Nous avançons tous en terres inconnues. Une seule approche en matière de communication de l’information ne pourra pas s’appliquer à tous les émetteurs; chacun devra examiner les faits et les circonstances qui lui sont propres et tirer les conclusions qui s’imposent selon l’évolution de la situation. En raison des incidences sans précédent et incertaines de la pandémie de COVID-19 sur les activités des émetteurs, en cas de doute, nous invitons les émetteurs à consulter leurs avocats en droit des valeurs mobilières.

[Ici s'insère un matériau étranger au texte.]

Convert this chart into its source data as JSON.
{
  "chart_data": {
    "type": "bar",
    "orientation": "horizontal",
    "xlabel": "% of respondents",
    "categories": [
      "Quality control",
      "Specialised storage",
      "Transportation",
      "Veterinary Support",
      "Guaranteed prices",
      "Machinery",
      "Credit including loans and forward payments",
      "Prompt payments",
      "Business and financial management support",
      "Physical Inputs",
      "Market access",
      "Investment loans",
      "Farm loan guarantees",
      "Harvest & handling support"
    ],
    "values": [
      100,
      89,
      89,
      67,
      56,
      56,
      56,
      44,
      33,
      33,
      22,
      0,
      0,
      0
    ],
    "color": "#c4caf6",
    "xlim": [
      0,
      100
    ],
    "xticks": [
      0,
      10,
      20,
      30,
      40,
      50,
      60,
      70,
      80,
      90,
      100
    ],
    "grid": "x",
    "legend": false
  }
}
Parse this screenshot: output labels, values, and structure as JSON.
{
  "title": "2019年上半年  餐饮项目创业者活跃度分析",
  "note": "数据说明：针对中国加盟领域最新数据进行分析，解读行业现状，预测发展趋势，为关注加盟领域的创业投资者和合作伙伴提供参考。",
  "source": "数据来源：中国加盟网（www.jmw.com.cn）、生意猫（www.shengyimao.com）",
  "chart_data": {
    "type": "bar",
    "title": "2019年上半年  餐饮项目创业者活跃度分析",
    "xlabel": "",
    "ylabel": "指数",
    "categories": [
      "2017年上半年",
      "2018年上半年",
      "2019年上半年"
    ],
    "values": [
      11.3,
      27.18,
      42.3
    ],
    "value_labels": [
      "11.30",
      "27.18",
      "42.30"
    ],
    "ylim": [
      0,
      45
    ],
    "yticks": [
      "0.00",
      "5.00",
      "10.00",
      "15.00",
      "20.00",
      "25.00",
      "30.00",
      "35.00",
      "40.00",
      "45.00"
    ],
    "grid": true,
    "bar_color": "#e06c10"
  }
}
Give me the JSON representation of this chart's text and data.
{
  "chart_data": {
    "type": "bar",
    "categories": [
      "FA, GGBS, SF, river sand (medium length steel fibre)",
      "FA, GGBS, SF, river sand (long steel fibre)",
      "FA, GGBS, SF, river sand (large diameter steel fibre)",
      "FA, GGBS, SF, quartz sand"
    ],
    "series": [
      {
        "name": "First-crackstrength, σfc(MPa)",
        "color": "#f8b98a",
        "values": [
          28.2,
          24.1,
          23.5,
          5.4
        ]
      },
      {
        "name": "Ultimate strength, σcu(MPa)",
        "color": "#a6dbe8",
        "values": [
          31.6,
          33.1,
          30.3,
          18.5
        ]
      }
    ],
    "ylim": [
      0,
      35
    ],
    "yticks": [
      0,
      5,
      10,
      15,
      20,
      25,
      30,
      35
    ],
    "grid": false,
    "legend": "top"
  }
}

Ceux-ci pourront les aider à déterminer le moment et la manière de communiquer l’information liée à la pandémie.

1 Cet article fait le tour des principaux enjeux touchant les obligations d’information continue au Canada. Le 6 mai 2020, les Autorités canadiennes en valeurs mobilières ont publié une présentation qui fournit aux émetteurs canadiens des indications générales sur la façon de communiquer l’incidence qu’a la pandémie de COVID-19 sur leur entreprise, leur situation financière et leurs résultats d’exploitation. Les émetteurs canadiens qui sont assujettis à des obligations de communication aux États-Unis devront également tenir compte des questions entourant celles-ci.

2 La Securities and Exchange Commission des États-Unis a adopté une mesure analogue à l’égard des rapports qui devaient être déposés dans ce pays entre le 1er mars et le 30 avril 2020. Cependant, cette mesure ne s’applique pas aux émetteurs canadiens qui déposent des rapports aux États-Unis selon le régime d’information multinational, étant donné que la date limite de dépôt de documents selon ce régime correspond à la date limite fixée pour les documents correspondants au Canada. De plus amples renseignements sur la dispense accordée par la SEC sont fournis dans la publication suivante : La SEC accorde un assouplissement provisoire aux déposants touchés par la COVID-19.

3 Une décision d’effectuer un tel changement prise par le conseil d’administration ou la direction générale de l’émetteur (s’ils estiment que le conseil d’administration l’approuvera probablement) constitue également un « changement important ».

4 De plus, la Bourse de Toronto exige que les émetteurs inscrits communiquent l’information importante les concernant en temps opportun.